On a bitter-cold night last December, I walked down to the Salida Senior Center to hear a presentation from Jim Westkott of the state demography office. He said that Chaffee County will continue to grow, and most of the growth will result from what he called “residential industries.”

Retiring baby-boomers will move here and build houses, or will build second homes here. These houses, in and of themselves, will be a major industry, but one that’s almost invisible, he said, because we don’t look at scattered homesites in the same way we’d look at a mine or foundry.

Yet each house not only creates employment in its construction (architects, general contractors, carpenters, masons, electricians, plumbers, etc.), but in its remodeling and maintenance over the years. There’s also an increase in retail and service workers, etc. Those people need to live somewhere, too, so more housing begets a need for more housing.

“Ultimately, the county must find a way to manage the growth of these residential industries,” he concluded, because “adding other industries in an effort to diversify will only compound problems of growth, e.g., affordable housing….”

Slowly and steadily, or rapidly and eagerly — depending upon whom we elect as county commissioner — we seem to be headed toward suburbanization, with all of its sprawl, traffic, and parking lots. And there may not be much that any board of county commissioners can do about this.

But the current board is trying to steer growth toward existing municipalities, which makes sense economically and environmentally. Services and utilities are cheaper to provide that way, and we don’t have as much driving and related problems if people live close to schools, stores, churches, etc.

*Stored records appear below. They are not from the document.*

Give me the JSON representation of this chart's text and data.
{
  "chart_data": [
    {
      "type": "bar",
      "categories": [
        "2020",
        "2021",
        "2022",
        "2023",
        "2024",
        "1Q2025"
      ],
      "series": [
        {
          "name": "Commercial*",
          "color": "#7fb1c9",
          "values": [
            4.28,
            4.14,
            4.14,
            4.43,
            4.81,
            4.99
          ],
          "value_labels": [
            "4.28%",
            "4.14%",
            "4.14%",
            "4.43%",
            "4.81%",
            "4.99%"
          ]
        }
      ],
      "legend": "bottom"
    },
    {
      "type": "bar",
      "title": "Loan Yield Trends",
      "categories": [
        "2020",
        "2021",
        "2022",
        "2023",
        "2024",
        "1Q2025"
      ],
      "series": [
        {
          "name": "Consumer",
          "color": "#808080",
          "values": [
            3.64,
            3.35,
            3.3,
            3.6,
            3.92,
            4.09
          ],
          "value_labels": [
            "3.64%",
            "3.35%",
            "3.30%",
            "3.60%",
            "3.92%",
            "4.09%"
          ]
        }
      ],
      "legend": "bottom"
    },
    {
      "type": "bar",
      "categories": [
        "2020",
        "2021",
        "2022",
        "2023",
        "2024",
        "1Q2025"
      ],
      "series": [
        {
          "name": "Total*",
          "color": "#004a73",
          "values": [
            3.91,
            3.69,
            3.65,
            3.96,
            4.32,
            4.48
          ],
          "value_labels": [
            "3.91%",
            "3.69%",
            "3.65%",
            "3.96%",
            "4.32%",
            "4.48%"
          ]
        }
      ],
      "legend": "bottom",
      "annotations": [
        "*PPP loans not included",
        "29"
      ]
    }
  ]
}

I’m not going to argue that Tim Glenn and the other two commissioners have done everything right. One thing that comes to mind was the county’s $1,500 donation to KHEN, Salida’s community radio station. I like KHEN, but I don’t think it merits a tax subsidy any more than I do. Any board will make some mistakes, though.

The real issue in this particular election is not mistakes — or whether we will see continued growth and development. It is whether we should try to keep some water in the river and preserve a few oases between the settlements, or should encourage sprawling development in every direction. And on that basis, I like Tim Glenn’s views a lot more than I like Bev Scanga’s.